The Carrier 19XL is a highly regarded commercial heating and cooling solution, designed to provide optimum performance and energy efficiency in various applications. This rooftop unit is engineered to meet the diverse needs of businesses, making it an ideal choice for those requiring reliable climate control in their facilities.

One of the standout features of the Carrier 19XL is its advanced cooling and heating capabilities. The unit utilizes a high-efficiency scroll compressor that ensures a quieter operation and improved reliability. The system can operate across a wide range of temperatures, making it versatile for various climates. Additionally, it offers both cooling and heating options, allowing for year-round comfort.

Energy efficiency is a focal point of the 19XL design. With an impressive Seasonal Energy Efficiency Ratio (SEER) and Heating Seasonal Performance Factor (HSPF), this unit not only helps reduce energy costs but also supports environmental sustainability initiatives. The unit is equipped with environmentally friendly refrigerants, further contributing to lower greenhouse gas emissions.

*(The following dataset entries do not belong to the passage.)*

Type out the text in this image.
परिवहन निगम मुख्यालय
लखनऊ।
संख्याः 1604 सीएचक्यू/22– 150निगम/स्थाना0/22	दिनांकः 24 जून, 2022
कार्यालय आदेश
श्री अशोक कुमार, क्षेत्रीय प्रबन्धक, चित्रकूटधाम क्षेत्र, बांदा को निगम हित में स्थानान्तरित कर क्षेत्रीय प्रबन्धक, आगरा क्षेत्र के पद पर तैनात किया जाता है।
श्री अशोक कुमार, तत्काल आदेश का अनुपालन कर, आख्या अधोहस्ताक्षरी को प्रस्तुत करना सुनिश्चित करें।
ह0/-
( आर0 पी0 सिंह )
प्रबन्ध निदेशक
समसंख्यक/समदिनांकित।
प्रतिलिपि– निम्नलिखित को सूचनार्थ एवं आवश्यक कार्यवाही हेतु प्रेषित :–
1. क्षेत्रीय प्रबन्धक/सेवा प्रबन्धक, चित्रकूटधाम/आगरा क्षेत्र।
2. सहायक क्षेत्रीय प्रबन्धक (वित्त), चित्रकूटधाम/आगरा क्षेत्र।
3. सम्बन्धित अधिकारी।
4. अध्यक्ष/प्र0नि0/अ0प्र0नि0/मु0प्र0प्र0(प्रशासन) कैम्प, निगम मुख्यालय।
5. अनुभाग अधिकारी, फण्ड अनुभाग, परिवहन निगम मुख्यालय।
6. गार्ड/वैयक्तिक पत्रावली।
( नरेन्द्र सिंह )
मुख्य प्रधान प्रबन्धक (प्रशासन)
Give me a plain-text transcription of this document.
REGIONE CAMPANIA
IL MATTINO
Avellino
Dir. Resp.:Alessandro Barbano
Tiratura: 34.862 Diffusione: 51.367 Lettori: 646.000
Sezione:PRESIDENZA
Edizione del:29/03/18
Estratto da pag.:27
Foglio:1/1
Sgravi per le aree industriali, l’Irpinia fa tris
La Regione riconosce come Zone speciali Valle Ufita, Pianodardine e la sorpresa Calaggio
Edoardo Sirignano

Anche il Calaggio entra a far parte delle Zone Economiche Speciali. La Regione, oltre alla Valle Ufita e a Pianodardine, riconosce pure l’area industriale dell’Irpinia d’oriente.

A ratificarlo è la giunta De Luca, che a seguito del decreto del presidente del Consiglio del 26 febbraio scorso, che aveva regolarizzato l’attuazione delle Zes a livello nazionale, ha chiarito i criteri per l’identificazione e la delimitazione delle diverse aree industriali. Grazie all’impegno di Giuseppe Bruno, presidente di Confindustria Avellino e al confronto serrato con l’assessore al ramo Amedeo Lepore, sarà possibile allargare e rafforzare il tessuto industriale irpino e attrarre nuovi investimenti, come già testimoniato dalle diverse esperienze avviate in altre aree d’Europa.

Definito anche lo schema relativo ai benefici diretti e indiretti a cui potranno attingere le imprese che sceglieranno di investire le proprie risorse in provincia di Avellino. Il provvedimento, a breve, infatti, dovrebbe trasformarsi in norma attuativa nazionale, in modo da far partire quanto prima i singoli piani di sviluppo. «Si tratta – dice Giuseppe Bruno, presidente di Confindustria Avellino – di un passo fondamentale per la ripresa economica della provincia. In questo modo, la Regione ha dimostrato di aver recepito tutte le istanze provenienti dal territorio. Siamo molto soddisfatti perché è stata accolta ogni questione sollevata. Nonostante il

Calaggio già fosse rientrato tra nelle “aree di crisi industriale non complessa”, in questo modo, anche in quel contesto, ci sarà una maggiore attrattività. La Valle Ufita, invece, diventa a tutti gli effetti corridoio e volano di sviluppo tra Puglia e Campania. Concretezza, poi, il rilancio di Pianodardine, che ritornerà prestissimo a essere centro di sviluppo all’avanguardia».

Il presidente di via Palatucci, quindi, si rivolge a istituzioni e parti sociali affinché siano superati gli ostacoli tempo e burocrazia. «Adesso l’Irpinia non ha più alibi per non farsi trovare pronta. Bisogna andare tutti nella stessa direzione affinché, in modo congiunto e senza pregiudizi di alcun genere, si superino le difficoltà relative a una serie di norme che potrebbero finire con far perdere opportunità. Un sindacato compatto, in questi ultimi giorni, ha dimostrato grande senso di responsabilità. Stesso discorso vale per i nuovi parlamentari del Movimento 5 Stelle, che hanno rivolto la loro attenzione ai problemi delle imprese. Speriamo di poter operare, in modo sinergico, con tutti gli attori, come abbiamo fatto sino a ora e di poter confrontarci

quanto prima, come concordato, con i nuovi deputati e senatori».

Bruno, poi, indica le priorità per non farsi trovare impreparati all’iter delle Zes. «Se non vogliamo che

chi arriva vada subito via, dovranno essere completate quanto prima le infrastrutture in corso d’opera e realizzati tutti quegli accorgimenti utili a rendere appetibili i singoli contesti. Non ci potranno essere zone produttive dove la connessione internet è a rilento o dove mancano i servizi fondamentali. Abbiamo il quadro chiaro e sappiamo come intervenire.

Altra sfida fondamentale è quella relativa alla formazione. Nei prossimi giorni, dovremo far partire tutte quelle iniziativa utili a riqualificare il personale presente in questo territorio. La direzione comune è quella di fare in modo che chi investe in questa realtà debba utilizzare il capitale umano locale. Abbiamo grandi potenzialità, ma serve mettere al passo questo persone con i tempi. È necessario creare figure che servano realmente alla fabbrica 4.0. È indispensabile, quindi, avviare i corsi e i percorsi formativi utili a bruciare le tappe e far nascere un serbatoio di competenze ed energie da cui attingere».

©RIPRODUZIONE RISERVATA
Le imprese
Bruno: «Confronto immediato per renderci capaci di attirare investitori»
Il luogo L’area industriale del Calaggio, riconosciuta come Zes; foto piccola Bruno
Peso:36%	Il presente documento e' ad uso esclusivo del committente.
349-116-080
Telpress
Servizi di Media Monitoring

The Carrier 19XL features a user-friendly control system, allowing for easy monitoring and management of the unit's performance. This control system is designed to maximize energy savings, offering features such as demand control ventilation and integrated economizers that facilitate the use of outdoor air for cooling, reducing reliance on mechanical systems when conditions allow.

Construction-wise, the Carrier 19XL is built to withstand tough environmental conditions. Its robust cabinet is made from galvanized steel, providing durability and protection against the elements. The design also includes insulation to minimize noise levels, creating a more comfortable indoor environment.

Maintenance is a key consideration in the design of the 19XL. The unit features accessible service ports and a simplified access panel, allowing technicians to perform routine maintenance with ease. This proactive design helps ensure the longevity of the system and minimizes downtime, keeping operations running smoothly.

In summary, the Carrier 19XL is an exceptional choice for commercial heating and cooling needs. With its energy-efficient features, advanced technology, and durable construction, it stands out as a reliable solution for businesses looking for sustainable climate control options.